Joyful, inspiring, lively, purposeful – these were words used to describe last week’s Winter Fun Program, an annual event at the Naomi Berrie Diabetes Center (held over winter recess) where teens with type 1 diabetes (T1D) come together for four days of empowering activities and experiences that this year included indoor rock climbing in Manhattan and ice skating at Flushing Meadows.
"This program is so much more than fun activities for teen patients, although there’s plenty of that,” said Dr. Natasha Leibel, head of the pediatrics program at the Berrie Center. “These activities are also important tools in showing our young patients how to manage their diabetes in the real world.

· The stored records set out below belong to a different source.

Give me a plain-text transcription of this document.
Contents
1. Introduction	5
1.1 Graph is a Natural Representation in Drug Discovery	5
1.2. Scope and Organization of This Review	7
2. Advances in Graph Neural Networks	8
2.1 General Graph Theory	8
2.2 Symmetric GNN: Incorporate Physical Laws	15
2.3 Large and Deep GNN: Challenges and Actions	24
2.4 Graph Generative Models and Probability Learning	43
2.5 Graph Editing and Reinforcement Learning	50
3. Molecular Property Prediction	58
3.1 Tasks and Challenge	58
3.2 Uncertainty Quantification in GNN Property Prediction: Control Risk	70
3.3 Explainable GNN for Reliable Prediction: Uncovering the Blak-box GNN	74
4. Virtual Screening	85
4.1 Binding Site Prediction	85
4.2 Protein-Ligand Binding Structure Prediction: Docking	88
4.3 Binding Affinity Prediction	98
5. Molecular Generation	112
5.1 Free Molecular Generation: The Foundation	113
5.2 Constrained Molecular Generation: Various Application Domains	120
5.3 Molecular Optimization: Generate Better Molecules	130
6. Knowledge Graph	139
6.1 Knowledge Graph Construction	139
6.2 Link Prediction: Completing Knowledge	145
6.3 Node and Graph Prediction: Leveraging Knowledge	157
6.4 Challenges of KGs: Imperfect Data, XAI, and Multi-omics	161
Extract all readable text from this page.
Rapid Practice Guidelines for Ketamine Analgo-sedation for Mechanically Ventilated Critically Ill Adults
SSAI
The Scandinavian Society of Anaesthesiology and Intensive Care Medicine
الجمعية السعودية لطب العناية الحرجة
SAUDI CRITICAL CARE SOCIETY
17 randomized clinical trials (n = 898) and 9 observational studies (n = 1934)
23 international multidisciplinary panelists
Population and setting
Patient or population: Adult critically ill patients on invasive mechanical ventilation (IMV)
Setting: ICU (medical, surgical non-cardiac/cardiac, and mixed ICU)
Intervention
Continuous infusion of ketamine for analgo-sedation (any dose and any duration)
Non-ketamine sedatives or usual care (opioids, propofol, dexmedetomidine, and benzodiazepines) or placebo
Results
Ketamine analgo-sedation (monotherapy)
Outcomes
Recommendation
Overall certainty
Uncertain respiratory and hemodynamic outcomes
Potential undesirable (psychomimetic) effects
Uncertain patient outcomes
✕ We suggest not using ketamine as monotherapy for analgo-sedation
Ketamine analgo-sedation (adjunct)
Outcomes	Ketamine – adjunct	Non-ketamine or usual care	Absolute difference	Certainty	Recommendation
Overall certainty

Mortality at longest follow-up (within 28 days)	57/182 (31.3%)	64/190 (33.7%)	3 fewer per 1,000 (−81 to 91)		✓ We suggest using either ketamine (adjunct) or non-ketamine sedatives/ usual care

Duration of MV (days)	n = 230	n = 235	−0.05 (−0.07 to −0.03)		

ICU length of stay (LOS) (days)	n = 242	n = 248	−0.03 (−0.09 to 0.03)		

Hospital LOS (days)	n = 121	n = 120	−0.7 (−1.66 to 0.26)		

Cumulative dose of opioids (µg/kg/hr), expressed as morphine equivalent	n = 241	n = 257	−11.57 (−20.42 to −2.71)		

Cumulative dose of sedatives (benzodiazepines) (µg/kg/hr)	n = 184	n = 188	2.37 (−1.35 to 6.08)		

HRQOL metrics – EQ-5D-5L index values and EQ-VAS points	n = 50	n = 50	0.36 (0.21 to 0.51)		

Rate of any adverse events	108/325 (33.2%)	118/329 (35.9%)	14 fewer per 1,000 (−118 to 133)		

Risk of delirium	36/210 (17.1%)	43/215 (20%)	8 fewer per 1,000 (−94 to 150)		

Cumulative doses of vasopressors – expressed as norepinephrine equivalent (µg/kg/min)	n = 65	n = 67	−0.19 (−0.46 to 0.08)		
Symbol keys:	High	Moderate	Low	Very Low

They might not often find themselves rock climbing, but they do exercise and it’s important that they learn how to take care of themselves as their daily activities vary.”

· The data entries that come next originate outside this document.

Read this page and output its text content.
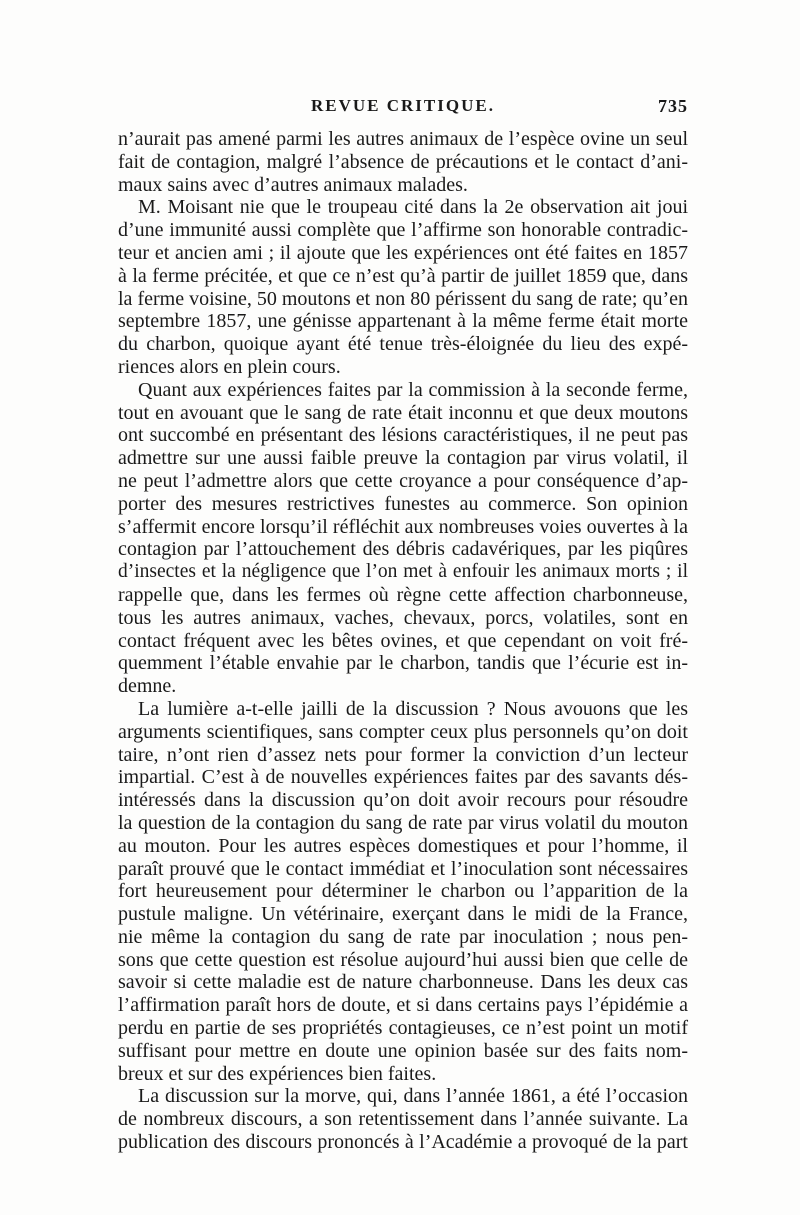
REVUE CRITIQUE.	735
n’aurait pas amené parmi les autres animaux de l’espèce ovine un seul
fait de contagion, malgré l’absence de précautions et le contact d’ani-
maux sains avec d’autres animaux malades.
M. Moisant nie que le troupeau cité dans la 2e observation ait joui
d’une immunité aussi complète que l’affirme son honorable contradic-
teur et ancien ami ; il ajoute que les expériences ont été faites en 1857
à la ferme précitée, et que ce n’est qu’à partir de juillet 1859 que, dans
la ferme voisine, 50 moutons et non 80 périssent du sang de rate; qu’en
septembre 1857, une génisse appartenant à la même ferme était morte
du charbon, quoique ayant été tenue très-éloignée du lieu des expé-
riences alors en plein cours.
Quant aux expériences faites par la commission à la seconde ferme,
tout en avouant que le sang de rate était inconnu et que deux moutons
ont succombé en présentant des lésions caractéristiques, il ne peut pas
admettre sur une aussi faible preuve la contagion par virus volatil, il
ne peut l’admettre alors que cette croyance a pour conséquence d’ap-
porter des mesures restrictives funestes au commerce. Son opinion
s’affermit encore lorsqu’il réfléchit aux nombreuses voies ouvertes à la
contagion par l’attouchement des débris cadavériques, par les piqûres
d’insectes et la négligence que l’on met à enfouir les animaux morts ; il
rappelle que, dans les fermes où règne cette affection charbonneuse,
tous les autres animaux, vaches, chevaux, porcs, volatiles, sont en
contact fréquent avec les bêtes ovines, et que cependant on voit fré-
quemment l’étable envahie par le charbon, tandis que l’écurie est in-
demne.
La lumière a-t-elle jailli de la discussion ? Nous avouons que les
arguments scientifiques, sans compter ceux plus personnels qu’on doit
taire, n’ont rien d’assez nets pour former la conviction d’un lecteur
impartial. C’est à de nouvelles expériences faites par des savants dés-
intéressés dans la discussion qu’on doit avoir recours pour résoudre
la question de la contagion du sang de rate par virus volatil du mouton
au mouton. Pour les autres espèces domestiques et pour l’homme, il
paraît prouvé que le contact immédiat et l’inoculation sont nécessaires
fort heureusement pour déterminer le charbon ou l’apparition de la
pustule maligne. Un vétérinaire, exerçant dans le midi de la France,
nie même la contagion du sang de rate par inoculation ; nous pen-
sons que cette question est résolue aujourd’hui aussi bien que celle de
savoir si cette maladie est de nature charbonneuse. Dans les deux cas
l’affirmation paraît hors de doute, et si dans certains pays l’épidémie a
perdu en partie de ses propriétés contagieuses, ce n’est point un motif
suffisant pour mettre en doute une opinion basée sur des faits nom-
breux et sur des expériences bien faites.
La discussion sur la morve, qui, dans l’année 1861, a été l’occasion
de nombreux discours, a son retentissement dans l’année suivante. La
publication des discours prononcés à l’Académie a provoqué de la part
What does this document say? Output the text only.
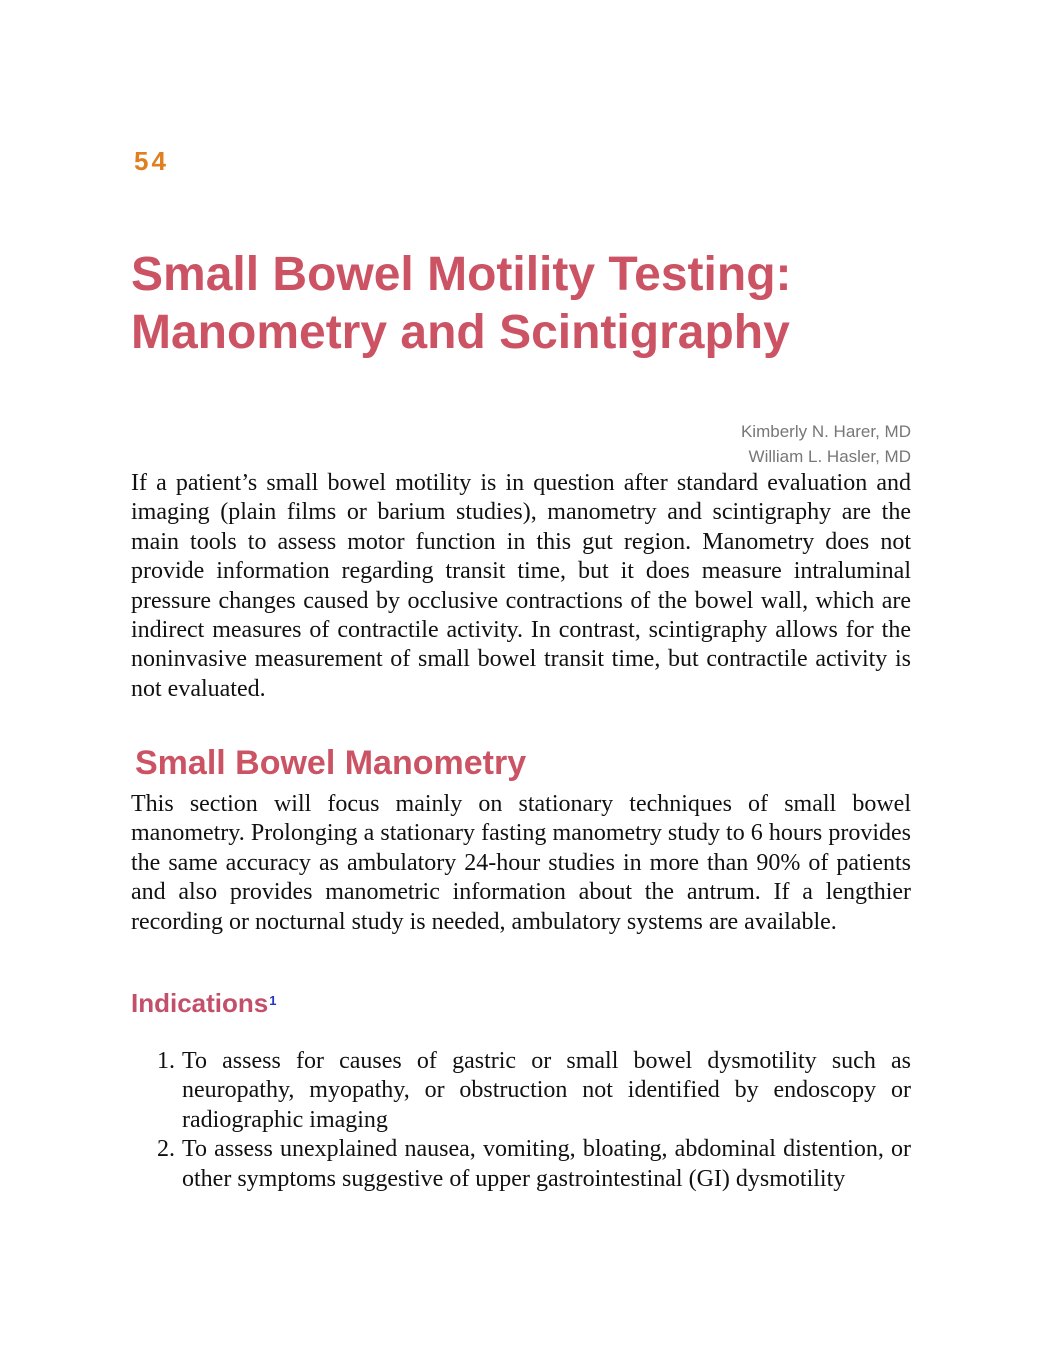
54

Small Bowel Motility Testing: Manometry and Scintigraphy
Kimberly N. Harer, MD
William L. Hasler, MD

If a patient’s small bowel motility is in question after standard evaluation and imaging (plain films or barium studies), manometry and scintigraphy are the main tools to assess motor function in this gut region. Manometry does not provide information regarding transit time, but it does measure intraluminal pressure changes caused by occlusive contractions of the bowel wall, which are indirect measures of contractile activity. In contrast, scintigraphy allows for the noninvasive measurement of small bowel transit time, but contractile activity is not evaluated.

Small Bowel Manometry

This section will focus mainly on stationary techniques of small bowel manometry. Prolonging a stationary fasting manometry study to 6 hours provides the same accuracy as ambulatory 24-hour studies in more than 90% of patients and also provides manometric information about the antrum. If a lengthier recording or nocturnal study is needed, ambulatory systems are available.

Indications$^1$
1. To assess for causes of gastric or small bowel dysmotility such as neuropathy, myopathy, or obstruction not identified by endoscopy or radiographic imaging
2. To assess unexplained nausea, vomiting, bloating, abdominal distention, or other symptoms suggestive of upper gastrointestinal (GI) dysmotility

Some of the winter fun experiences this year included a game of “diabetes Jenga” where the teens answered questions about themselves after removing the blocks (one at a time) from the popular balancing game; a tour of the labs (led by graduate student Danielle Baum and Berrie Center Co-Director Rudy Leibel, MD) which increased the teens’ scientific literacy as they learned about gene editing; a round of “Ask the Doctor” with pediatric endocrinologist Barney Softness who fielded insightful questions like, how does mental health influence diabetes management; and a movie matinee about a cyborg girl named “Alita: Battle Angel” which prompted an interesting discussion on being different, yet strong.
The teens took the week to produce self-portraits through a photo transfer process that started with a selfie and ended with a likeness of the artist on canvas. “I wanted them to explore identity and sense of self,” said Cara Lampron, Coordinator of the Therapeutic Arts program at the Berrie Center who thoughtfully planned every minute of the entire week along with Pediatric Coordinator Kindra Matthews.
The strength of the program is that it provides a powerful, shared experience that the teens don’t normally have, added Cara. “It’s good for the kids to connect with each other as well as the staff here because it creates a more positive feeling about the Center. More than ever, it was a group that felt connected and supported. Old friends came together and new faces were embraced from day one.”